Счастливая Ксения побежала звонить Василию. Но оказалось, ему предстоит внезапная командировка в Баку и потом еще, видимо, недельку придется побыть в Москве.
– Но самое главное, мне предложили квартиру, – говорил Василий – однокомнатная, в новом районе, всего стольник. Дешевле сейчас не найдешь. Квартиру я уже смотрел, это родственников одной девчонки с нашей работы. Ты знаешь, мне понравилось, рядом лес. Сегодня вечером позвонит хозяйка, Марина, кажется, и вы договоритесь, когда тебе ее посмотреть. Я считаю, надо соглашаться. Давай, приезжай ко мне, попьем в буфете кофею и все обсудим.
Мать Ксении была против их переезда. Но она была против и в прошлый раз, когда они переезжали на Бронные. Тогда свекровь вообще повела себя странно: сначала умоляла их не переезжать, а потом за целый год так ни разу там не появилась.
– Не обращай внимания, – говорил Василий. – У моих стариков свои крысы в голове, у твоих – свои.
Вечером позвонила хозяйка квартиры. Ее действительно звали Мариной, и у нее был приятный мягкий голос.

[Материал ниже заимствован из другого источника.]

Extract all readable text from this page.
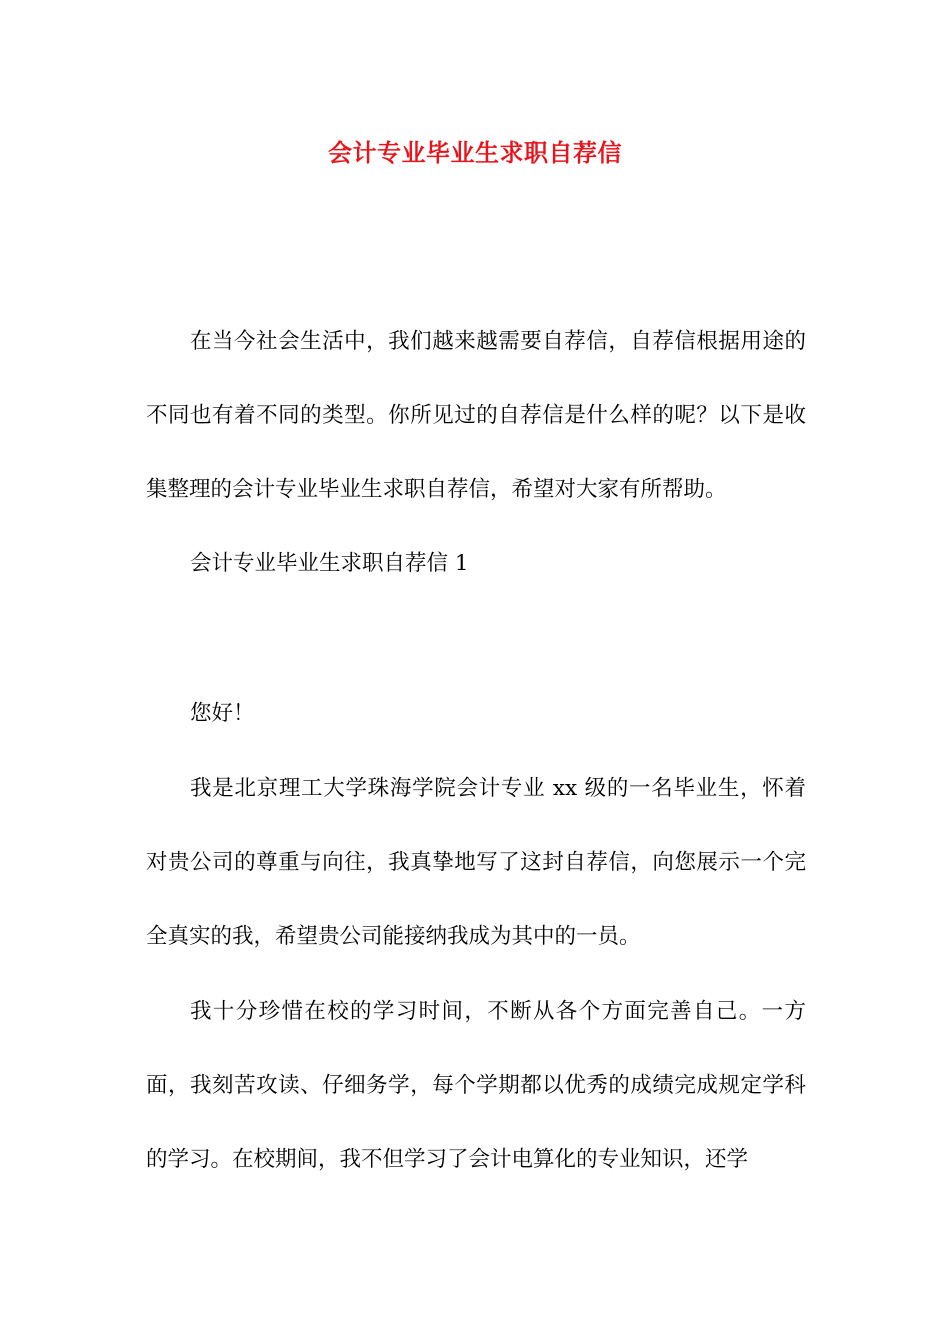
会计专业毕业生求职自荐信

在当今社会生活中，我们越来越需要自荐信，自荐信根据用途的不同也有着不同的类型。你所见过的自荐信是什么样的呢？以下是收集整理的会计专业毕业生求职自荐信，希望对大家有所帮助。

会计专业毕业生求职自荐信 1

您好！

我是北京理工大学珠海学院会计专业 xx 级的一名毕业生，怀着对贵公司的尊重与向往，我真挚地写了这封自荐信，向您展示一个完全真实的我，希望贵公司能接纳我成为其中的一员。

我十分珍惜在校的学习时间，不断从各个方面完善自己。一方面，我刻苦攻读、仔细务学，每个学期都以优秀的成绩完成规定学科的学习。在校期间，我不但学习了会计电算化的专业知识，还学
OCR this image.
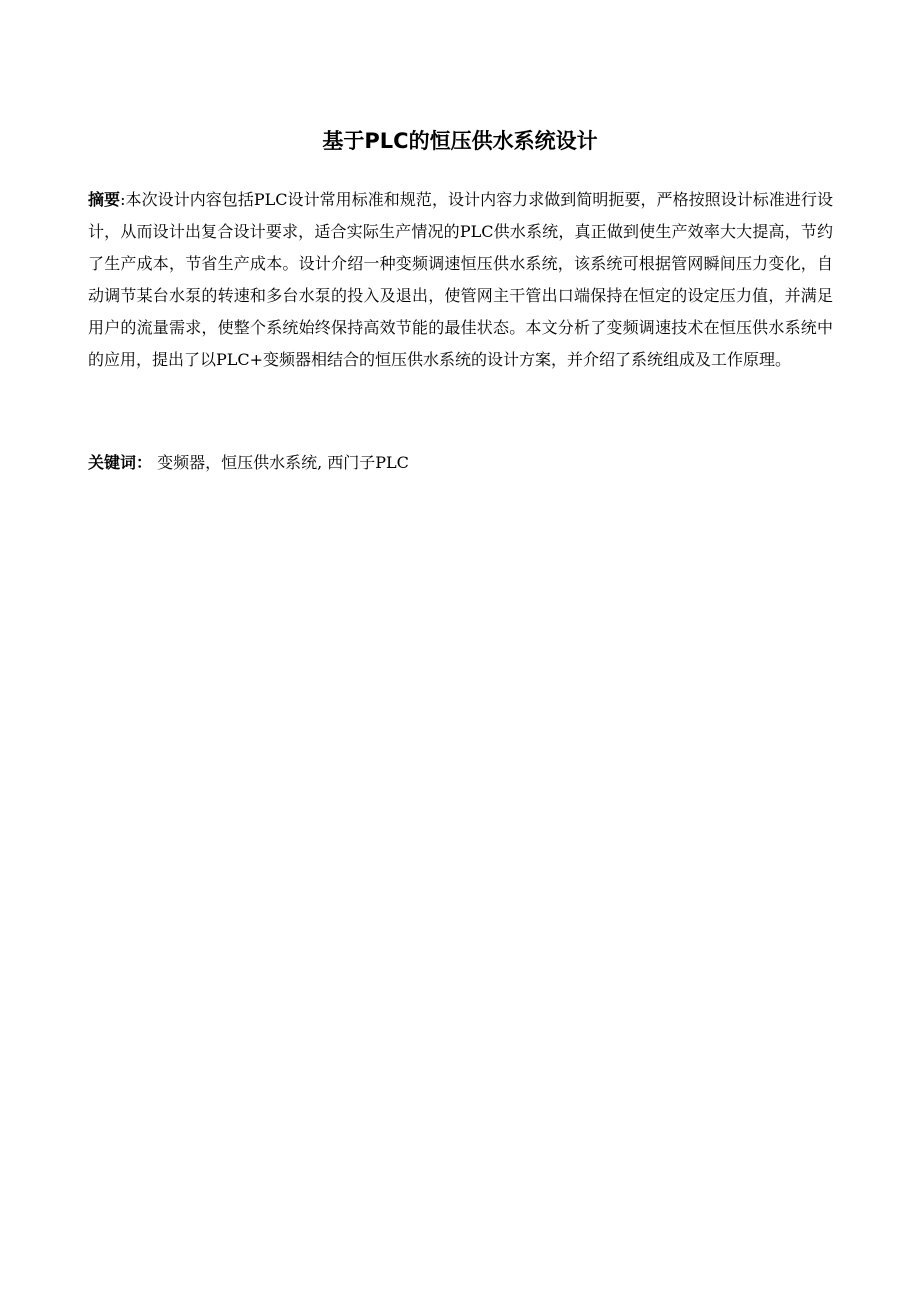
基于PLC的恒压供水系统设计

摘要:本次设计内容包括PLC设计常用标准和规范，设计内容力求做到简明扼要，严格按照设计标准进行设计，从而设计出复合设计要求，适合实际生产情况的PLC供水系统，真正做到使生产效率大大提高，节约了生产成本，节省生产成本。设计介绍一种变频调速恒压供水系统，该系统可根据管网瞬间压力变化，自动调节某台水泵的转速和多台水泵的投入及退出，使管网主干管出口端保持在恒定的设定压力值，并满足用户的流量需求，使整个系统始终保持高效节能的最佳状态。本文分析了变频调速技术在恒压供水系统中的应用，提出了以PLC+变频器相结合的恒压供水系统的设计方案，并介绍了系统组成及工作原理。

关键词： 变频器，恒压供水系统, 西门子PLC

– Давайте встретимся завтра уже там, у дома, – говорила Марина. – А, не знаете… Тогда давайте у выхода из метро. Это новая ветка, последний вагон от центра. Отлично, в шесть устраивает, я буду как раз ехать с тенниса. Как мы друг друга узнаем? Вот что, Ксения, знаете, я буду в шортах, в широкой майке с надписью «P. S.» и в руках, конечно, теннисная ракетка. Так что до завтра. Всего вам хорошего.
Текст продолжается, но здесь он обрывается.